Prof. Kotwal is working with his post-doc, Christopher Hays, and another graduate student, Joshua Tuttle, to search for doubly-charged Higgs particles. These particles are predicted in theories where the weak interaction has both left-handed and right-handed couplings, as is indicated by recent data on neutrino oscillations. Furthermore, in Supersymmetric extensions which impose a fermion-boson duality, the doubly-charged Higgs particle is predicted to be light, providing exciting motivation for the search. Chris presented these and other exotic search results at the Annual Fermilab Users Meeting this year. The cosmic ray detection technique mentioned above provides crucial input that makes these searches possible.

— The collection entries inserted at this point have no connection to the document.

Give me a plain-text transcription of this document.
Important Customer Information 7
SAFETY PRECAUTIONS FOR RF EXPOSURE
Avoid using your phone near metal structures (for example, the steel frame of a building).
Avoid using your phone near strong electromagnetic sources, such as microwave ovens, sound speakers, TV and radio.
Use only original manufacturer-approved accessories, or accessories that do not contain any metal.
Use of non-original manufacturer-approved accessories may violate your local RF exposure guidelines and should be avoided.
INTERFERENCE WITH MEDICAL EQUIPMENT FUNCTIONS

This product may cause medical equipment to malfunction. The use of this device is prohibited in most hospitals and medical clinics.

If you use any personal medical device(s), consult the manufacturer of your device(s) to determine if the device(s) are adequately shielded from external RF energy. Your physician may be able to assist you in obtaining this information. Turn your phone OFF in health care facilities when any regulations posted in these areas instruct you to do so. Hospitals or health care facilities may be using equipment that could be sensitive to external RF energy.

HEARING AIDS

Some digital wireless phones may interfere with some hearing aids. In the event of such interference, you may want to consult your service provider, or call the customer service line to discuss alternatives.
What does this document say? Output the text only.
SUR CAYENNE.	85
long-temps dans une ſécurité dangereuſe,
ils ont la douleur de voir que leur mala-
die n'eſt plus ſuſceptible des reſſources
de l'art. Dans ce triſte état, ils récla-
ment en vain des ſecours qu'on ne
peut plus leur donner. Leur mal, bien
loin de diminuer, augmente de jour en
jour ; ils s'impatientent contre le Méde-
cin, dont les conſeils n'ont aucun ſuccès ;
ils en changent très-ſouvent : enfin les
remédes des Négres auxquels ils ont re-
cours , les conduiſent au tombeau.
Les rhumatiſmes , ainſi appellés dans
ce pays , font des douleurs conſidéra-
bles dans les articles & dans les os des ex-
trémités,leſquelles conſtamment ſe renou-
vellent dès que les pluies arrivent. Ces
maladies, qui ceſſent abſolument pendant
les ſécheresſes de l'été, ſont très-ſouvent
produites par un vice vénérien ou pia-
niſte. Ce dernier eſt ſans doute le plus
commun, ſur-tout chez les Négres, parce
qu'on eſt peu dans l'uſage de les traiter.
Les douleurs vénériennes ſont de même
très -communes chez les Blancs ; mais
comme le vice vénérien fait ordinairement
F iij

In addition to his experimental research, Prof. Kotwal has done theoretical work in the phenomenology of black holes in extra spatial dimensions. Extra spatial dimensions have been motivated by string theory and to explain why the gravitational force is so much weaker than the electromagnetic force at large distances. In this scenario it is possible for the gravitational force to be strong in the high energy regime of particle colliders, leading to the production of black holes. Prof. Kotwal and his post-doc published a paper last year, which analyses the production and decay of rotating black holes, and describes their experimental signatures. Prof. Kotwal has also co-authored a paper on black hole relics with colleagues from J. W. Goethe University in Frankfurt, which was published this year.
Dr. Kotwal is the recipient of the Outstanding Junior Investigator Award and the Alfred P. Sloan Foundation Fellowship.